Un avion peut évoluer en pilotage automatique. Il est possible d’imaginer une voiture en faire de même sur autoroute. Le radar avant la maintiendrait à distance constante du véhicule qui la précède. Le conducteur pourrait s’assoupir, lire un journal. Et ne reprendre le contrôle de son véhicule que pour sortir de sa voie, par exemple lorsqu’il quitte l’autoroute ou s’arrête à une station d’essence. Mais une route n’est pas un univers dégagé comme l’espace aérien. Et la trajectoire d’une voiture n’est jamais rectiligne : elle épouse les sinuosités du parcours. Peu importe qu’une défaillance d’un calculateur fasse dévier un avion d’un ou deux degrés. Le pilote s’en aperçoit et le remet dans la direction souhaitée. En revanche, la même défaillance sur une voiture aurait des conséquences immédiates. Et Lexus n’entend pas être poursuivi en justice parce que le radar, croyant détecter un obstacle, a enclenché la procédure de freinage d’urgence d’un véhicule pris dans le flot de la circulation. Ou n’a pas mis fin à temps à une manuvre de parking automatique
Toujours, l’électronique de la LS 460 laisse le conducteur responsable. C’est une sage précaution, pas seulement d’un strict point de vue juridique.

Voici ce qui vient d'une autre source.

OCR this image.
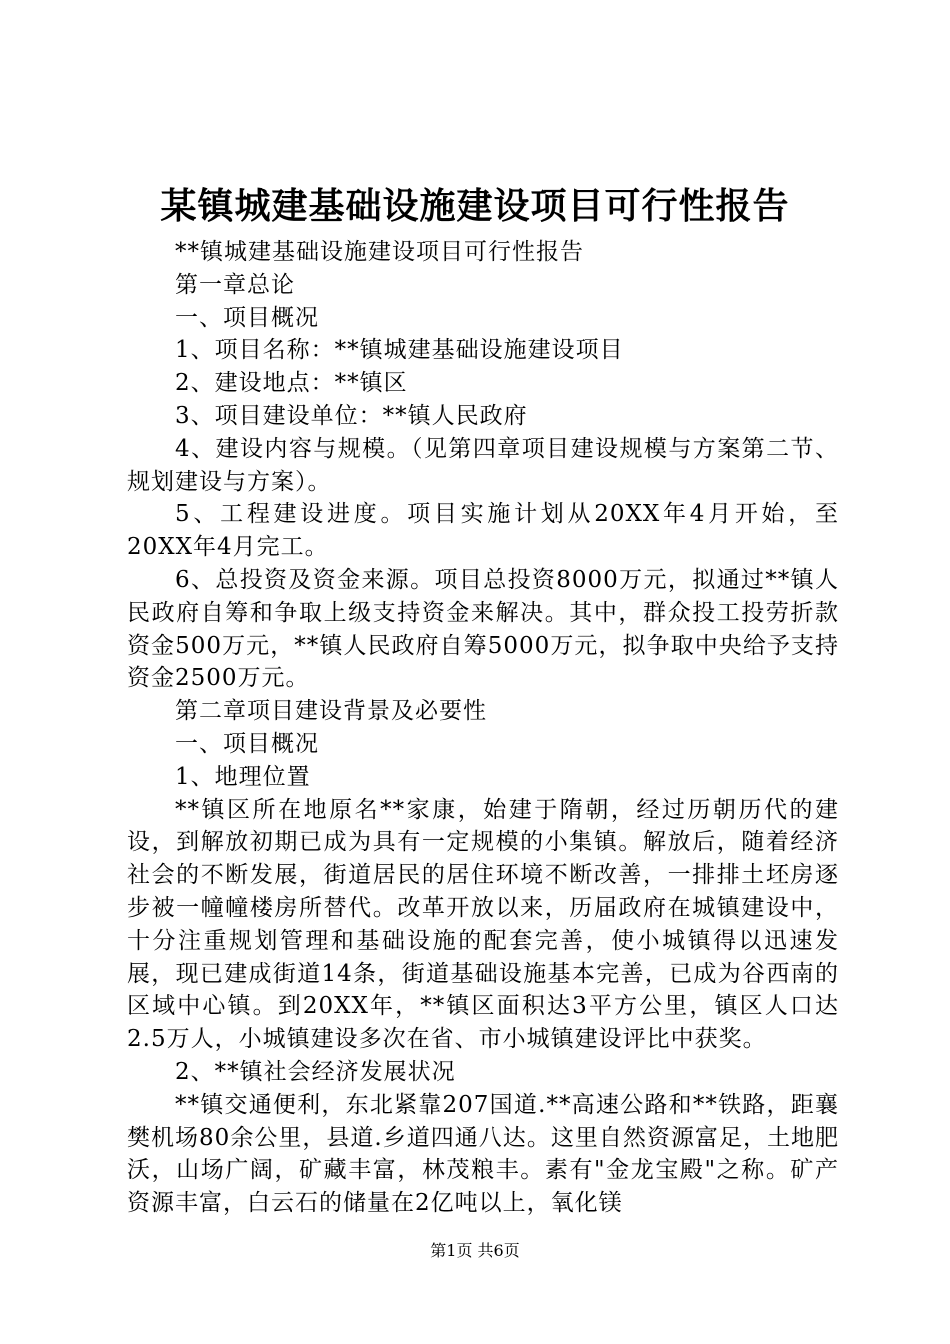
某镇城建基础设施建设项目可行性报告

**镇城建基础设施建设项目可行性报告

第一章总论

一、项目概况

1、项目名称：**镇城建基础设施建设项目

2、建设地点：**镇区

3、项目建设单位：**镇人民政府

4、建设内容与规模。（见第四章项目建设规模与方案第二节、规划建设与方案）。

5、工程建设进度。项目实施计划从20XX年4月开始，至20XX年4月完工。

6、总投资及资金来源。项目总投资8000万元，拟通过**镇人民政府自筹和争取上级支持资金来解决。其中，群众投工投劳折款资金500万元，**镇人民政府自筹5000万元，拟争取中央给予支持资金2500万元。

第二章项目建设背景及必要性

一、项目概况

1、地理位置

**镇区所在地原名**家康，始建于隋朝，经过历朝历代的建设，到解放初期已成为具有一定规模的小集镇。解放后，随着经济社会的不断发展，街道居民的居住环境不断改善，一排排土坯房逐步被一幢幢楼房所替代。改革开放以来，历届政府在城镇建设中，十分注重规划管理和基础设施的配套完善，使小城镇得以迅速发展，现已建成街道14条，街道基础设施基本完善，已成为谷西南的区域中心镇。到20XX年，**镇区面积达3平方公里，镇区人口达2.5万人，小城镇建设多次在省、市小城镇建设评比中获奖。

2、**镇社会经济发展状况

**镇交通便利，东北紧靠207国道.**高速公路和**铁路，距襄樊机场80余公里，县道.乡道四通八达。这里自然资源富足，土地肥沃，山场广阔，矿藏丰富，林茂粮丰。素有"金龙宝殿"之称。矿产资源丰富，白云石的储量在2亿吨以上，氧化镁

第1页 共6页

Car l’assistance à la conduite est saine, mais la déresponsabilisation du conducteur néfaste. Et entre les deux, la frontière est mince. Maints procès ont ainsi été intentés par des automobilistes qui imputaient un accident au dysfonctionnement de leur régulateur de vitesse. Aucun n’a conclu à la responsabilité des constructeurs. Selon les experts, l’allure restant constante une fois le régulateur enclenché, le conducteur est tenté de retirer le pied droit de la pédale d’accélérateur. Lorsque survient un obstacle ou une barrière de péage, de bonne foi, il croit freiner. Mais son pied, posé sur le plancher, a dévié de quelques centimètres sur la course le menant au pédalier pour se poser sur l’accélérateur ou l’embrayage Erreur humaine, donc, mais provoquée par un dispositif électronique qui assiste le conducteur au point de lui faire oublier son devoir de vigilance. Voilà pourquoi la Lexus LS 460 reste volontairement en deçà des possibilités offertes par l’électronique. Car il ne doit rester qu’un seul maître à bord : le conducteur.